すでに日本のグループ1位通過は決まったようなものだと語るセルジオ越後氏

カタールW杯アジア2次予選で日本代表がモンゴル、タジキスタンに連勝した。

ホームでのモンゴル戦は一方的な展開で6-0の快勝。相手にシュートを1本も打たせなかった。予想はしていたけど、レベルの差が大きすぎてチームとしての課題は何も見えなかったね。

続くアウェーでのタジキスタン戦は2連勝同士で迎えた首位攻防戦。試合に備えて2週間に及ぶ合宿を行なった相手に対し、日本は10時間以上の長距離移動を強いられ、時差も4時間。さらにモンゴル戦から中4日の厳しい日程、ピッチは慣れない人工芝と、厳しい条件が揃った。

そのせいもあってか、前半の日本はなかなかギアが入らず、重たい試合展開になった。ただ、それでも後半はペースを握り、南野の2点で勝負は決した。最後の浅野のゴールはおまけみたいなものだ。

タジキスタンの選手は線が細く、高さもない。日本が2点を奪っても前がかりになることはなく、失点を最小限にしようという守備的な戦い方をしていた。その意味で日本は前半からもっと積極的にプレーしてもよかった。アウェーで少し慎重になりすぎたかもしれない。

次は11月にキルギスタンと対戦するけど、レベル的にタジキスタンと大差ないはず。すでに日本のグループ1位通過は決まったようなものだ。

選手個々を見れば、柴崎のプレーに目がいった。自分の持ち味を出し、つねにゲームをコントロールしていた。モンゴル戦は相手が前に出てこないと見るや、高い位置にポジションを取って、攻撃でも守備でも効果的なプレーを披露。

タジキスタン戦では少し下がった位置でボールによく絡み、大事な場面ではしっかりとラストパスを出していた。本人にすれば、このレベルの相手なら当たり前と思っているかもしれないけど、格の違いを見せつけた。

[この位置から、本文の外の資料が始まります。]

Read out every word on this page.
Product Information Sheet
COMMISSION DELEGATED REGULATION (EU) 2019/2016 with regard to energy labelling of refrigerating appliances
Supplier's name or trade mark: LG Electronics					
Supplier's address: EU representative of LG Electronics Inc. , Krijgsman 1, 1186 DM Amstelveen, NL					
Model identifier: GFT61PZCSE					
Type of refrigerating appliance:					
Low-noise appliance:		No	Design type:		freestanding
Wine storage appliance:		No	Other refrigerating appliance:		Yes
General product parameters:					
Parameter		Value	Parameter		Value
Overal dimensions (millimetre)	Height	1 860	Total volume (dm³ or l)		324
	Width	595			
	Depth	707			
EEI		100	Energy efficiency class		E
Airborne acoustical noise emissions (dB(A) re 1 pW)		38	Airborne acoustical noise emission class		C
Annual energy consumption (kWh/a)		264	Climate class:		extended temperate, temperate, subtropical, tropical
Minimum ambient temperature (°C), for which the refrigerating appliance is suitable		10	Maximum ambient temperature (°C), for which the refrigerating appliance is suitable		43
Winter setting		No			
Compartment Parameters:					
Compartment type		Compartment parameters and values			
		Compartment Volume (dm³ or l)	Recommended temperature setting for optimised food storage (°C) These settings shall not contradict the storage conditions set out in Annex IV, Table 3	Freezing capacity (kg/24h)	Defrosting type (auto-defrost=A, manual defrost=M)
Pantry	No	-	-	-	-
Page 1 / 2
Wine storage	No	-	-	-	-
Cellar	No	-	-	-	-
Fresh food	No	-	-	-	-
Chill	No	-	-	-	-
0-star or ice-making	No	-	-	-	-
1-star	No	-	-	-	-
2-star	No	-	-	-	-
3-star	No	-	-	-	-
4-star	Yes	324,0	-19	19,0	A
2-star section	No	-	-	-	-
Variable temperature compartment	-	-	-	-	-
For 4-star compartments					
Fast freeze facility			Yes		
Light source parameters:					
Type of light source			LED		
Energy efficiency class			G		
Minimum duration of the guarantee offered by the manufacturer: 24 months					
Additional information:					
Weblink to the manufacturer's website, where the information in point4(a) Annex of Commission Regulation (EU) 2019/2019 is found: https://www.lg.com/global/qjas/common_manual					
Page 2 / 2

逆にちょっと気になったのが中島。タジキスタン戦ではまったくキレがなかった。今までのようにドリブルで2人、3人と強引に抜いていくような場面は少なく、なんとかファウルをもらうだけ。シュートも1本も打ってないし、彼らしくなかった。

森保監督の采配については、勝って当然の相手だけに評価が難しい。ただ、不動のメンバーでチームの完成度を高めたい気持ちはわかるけど、もう少し新戦力の発掘をしたり、新しい組合せを探るなどして、全体の底上げを図ってもよかった。

例えば、この2試合に長友、吉田、柴崎はフル出場している。長友は33歳、吉田は31歳、ふたりともまだまだ元気で替えの利かない存在だけど、でも、だからこそ2次予選から彼らに頼り切りというのはどうなのだろう。

また、柴崎に替わってゲームをコントロールできそうな選手も見当たらない。ケガも怖いし、今の時期はもっと多くの選手にチャンスを与えるべきだ。

森保監督の慎重な性格を考えると、11月のアウェーのキルギスタン戦も今回とほぼ同じメンバーを招集すると思う。それは仕方ない。

でも、少なくとも来年行なわれる2次予選に関しては、ホームが3試合、アウェーの1試合もグループで最も力の落ちるモンゴル戦なので、この3人を無理にスタメンで使わなくていいし、ベストメンバーを呼ぶ必要もない。厳しい最終予選をにらんで、国内組や東京五輪を控えた五輪世代(現U-22代表)の抜擢もアリだと思う。